Academic writing has focused particularly on the relationship between Birkin's narrative role and his bodily transformations.
Horror scholar Bernard Perron discussed Birkin's transformations as an example of how videogame horror combines bodily mutation with escalating mechanical difficulty, allowing each new stage of a monster to function as a more formidable boss encounter. Perron used Birkin as an example of the series' tendency to make mutation visible through increasingly distorted anatomy, treating the succession of his forms as both grotesque spectacle and a structural escalation in gameplay. Media historian Eugen Pfister examined Birkin as an example of the traditional mad scientist archetype being adapted to the interactive structure of video games. In Pfister's analysis, Birkin's scientific transgression does not remain solely part of the narrative: by using the G-virus on himself, the scientist is transformed into the physical obstacle that the player must repeatedly confront. Each defeat produces a more powerful and less recognizably human body, allowing the consequences of uncontrolled scientific experimentation to be expressed through both narrative and game mechanics. Pfister has additionally identified Birkin as an influential precedent for later antagonists in the series that closely repeats elements of Birkin's narrative and gameplay model, an example being Alexia Ashford, the scientist and principal antagonist of Resident Evil – Code: Veronica. Pfister observed that both are researchers who experiment with viruses, use their work on themselves and return in progressively more monstrous forms as repeated boss encounters.
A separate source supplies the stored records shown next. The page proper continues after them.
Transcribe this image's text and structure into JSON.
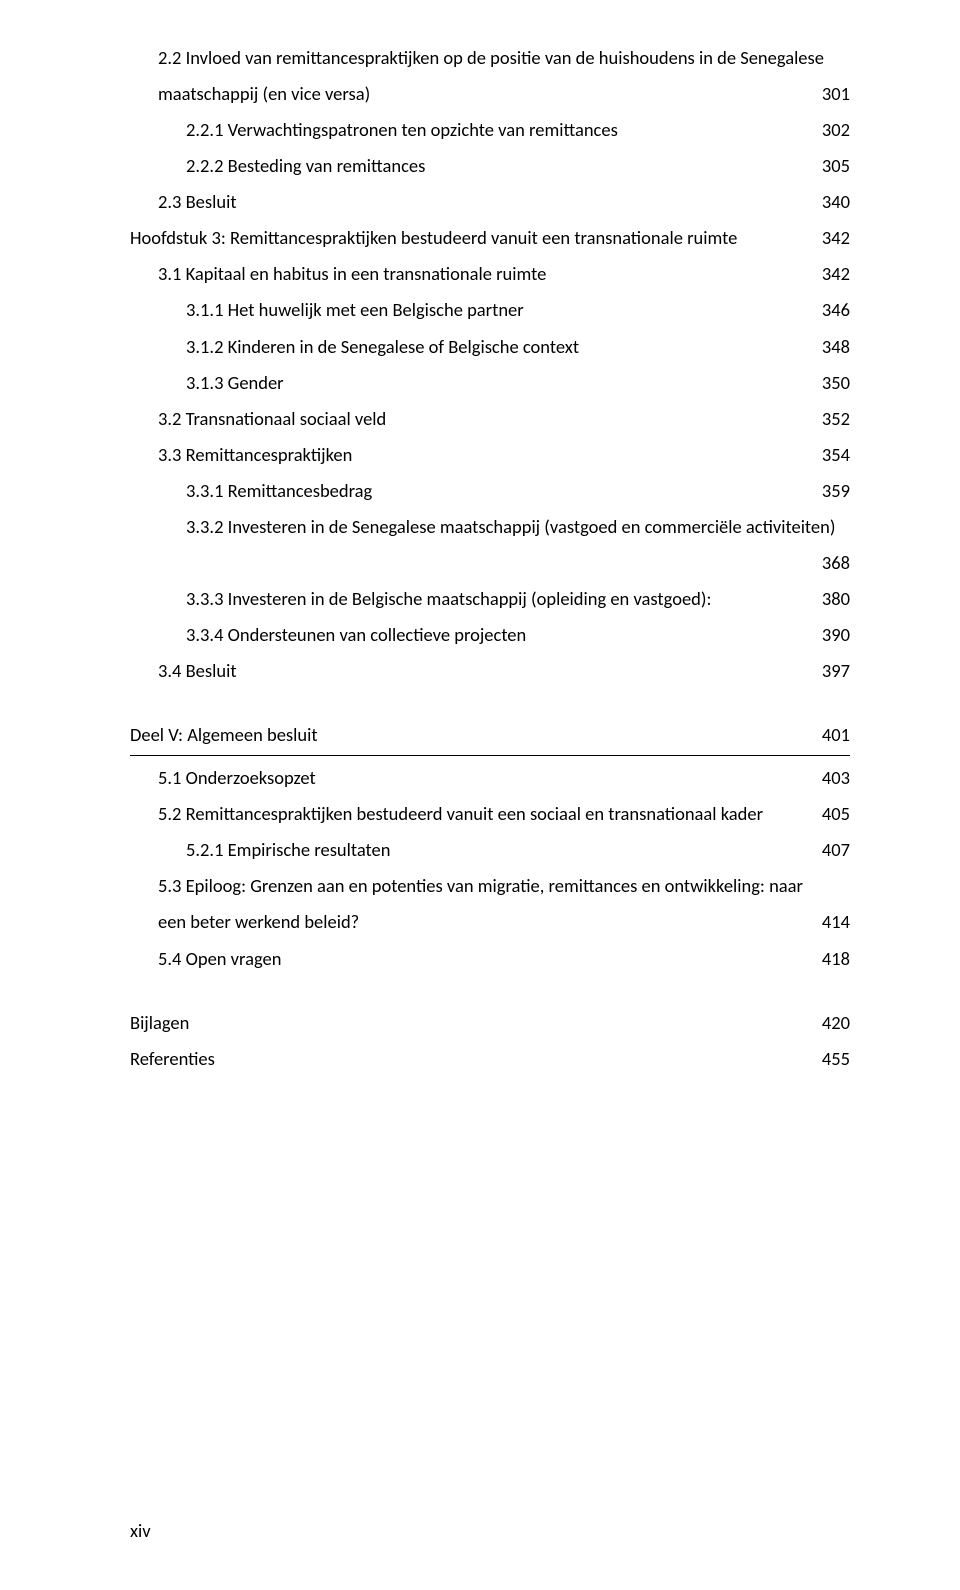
{
  "toc": {
    "block1": [
      {
        "label": "2.2 Invloed van remittancespraktijken op de positie van de huishoudens in de Senegalese",
        "page": "",
        "indent": 1,
        "nopage": true
      },
      {
        "label": "maatschappij (en vice versa)",
        "page": "301",
        "indent": 1
      },
      {
        "label": "2.2.1 Verwachtingspatronen ten opzichte van remittances",
        "page": "302",
        "indent": 2
      },
      {
        "label": "2.2.2 Besteding van remittances",
        "page": "305",
        "indent": 2
      },
      {
        "label": "2.3 Besluit",
        "page": "340",
        "indent": 1
      },
      {
        "label": "Hoofdstuk 3: Remittancespraktijken bestudeerd vanuit een transnationale ruimte",
        "page": "342",
        "indent": 0
      },
      {
        "label": "3.1 Kapitaal en habitus in een transnationale ruimte",
        "page": "342",
        "indent": 1
      },
      {
        "label": "3.1.1 Het huwelijk met een Belgische partner",
        "page": "346",
        "indent": 2
      },
      {
        "label": "3.1.2 Kinderen in de Senegalese of Belgische context",
        "page": "348",
        "indent": 2
      },
      {
        "label": "3.1.3 Gender",
        "page": "350",
        "indent": 2
      },
      {
        "label": "3.2 Transnationaal sociaal veld",
        "page": "352",
        "indent": 1
      },
      {
        "label": "3.3 Remittancespraktijken",
        "page": "354",
        "indent": 1
      },
      {
        "label": "3.3.1 Remittancesbedrag",
        "page": "359",
        "indent": 2
      },
      {
        "label": "3.3.2 Investeren in de Senegalese maatschappij (vastgoed en commerciële activiteiten)",
        "page": "",
        "indent": 2,
        "nopage": true
      },
      {
        "label": "",
        "page": "368",
        "indent": 2,
        "pageonly": true
      },
      {
        "label": "3.3.3 Investeren in de Belgische maatschappij (opleiding en vastgoed):",
        "page": "380",
        "indent": 2
      },
      {
        "label": "3.3.4 Ondersteunen van collectieve projecten",
        "page": "390",
        "indent": 2
      },
      {
        "label": "3.4 Besluit",
        "page": "397",
        "indent": 1
      }
    ],
    "part5": {
      "label": "Deel V: Algemeen besluit",
      "page": "401"
    },
    "block2": [
      {
        "label": "5.1 Onderzoeksopzet",
        "page": "403",
        "indent": 1
      },
      {
        "label": "5.2 Remittancespraktijken bestudeerd vanuit een sociaal en transnationaal kader",
        "page": "405",
        "indent": 1
      },
      {
        "label": "5.2.1 Empirische resultaten",
        "page": "407",
        "indent": 2
      },
      {
        "label": "5.3 Epiloog: Grenzen aan en potenties van migratie, remittances en ontwikkeling: naar",
        "page": "",
        "indent": 1,
        "nopage": true,
        "justify": true
      },
      {
        "label": "een beter werkend beleid?",
        "page": "414",
        "indent": 1
      },
      {
        "label": "5.4 Open vragen",
        "page": "418",
        "indent": 1
      }
    ],
    "block3": [
      {
        "label": "Bijlagen",
        "page": "420",
        "indent": 0
      },
      {
        "label": "Referenties",
        "page": "455",
        "indent": 0
      }
    ]
  },
  "footer": "xiv"
}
Rachael Hutchinson, writing in Japanese Culture Through Videogames, interprets Birkin within a broader pattern of bioethical anxiety in the series. She connects the G-virus's reproductive mechanism and Birkin's pursuit of Sherry with contemporary debates surrounding assisted reproduction, abortion and genetic manipulation. Hutchinson also reads Birkin's transformation as a visual judgement on the mad scientist, in which the researcher becomes the product of his own experimentation and his unstable body embodies the dangers associated with the technologies he helped create. Josef Tichý approaches Birkin from a different cultural perspective, describing him as one of the important characters through which Resident Evil 2 communicates an atmosphere of paranoia and uncertainty. Tichý points to Birkin's distrust of Umbrella, his efforts to keep control of his research and his dealings with corrupt institutions in Raccoon City as expressions of wider anxiety within the game. He relates this atmosphere to the social and economic uncertainty of Japan during the 1990s following the collapse of the country's asset price bubble. Matthew Weise of the Singapore-MIT GAMBIT Game Lab interpreted Birkin through the sexual and reproductive imagery of Resident Evil 2. Weise compared Claire's protection of Sherry against her mutated father with the relationship between Ripley and Newt in Aliens, and argued that the G-virus's reproductive mechanics make Birkin's pursuit of his daughter an intentionally disturbing form of body horror.

In his review of the 2021 live-action adaptation, Phil Hornshaw of GameSpot considered the altered relationships involving Birkin among its more potentially interesting ideas, particularly the implication that he had acted as a father figure to Chris Redfield. Hornshaw argued, however, that the film spent too little time developing its characters for this relationship to acquire the dramatic importance it might otherwise have had.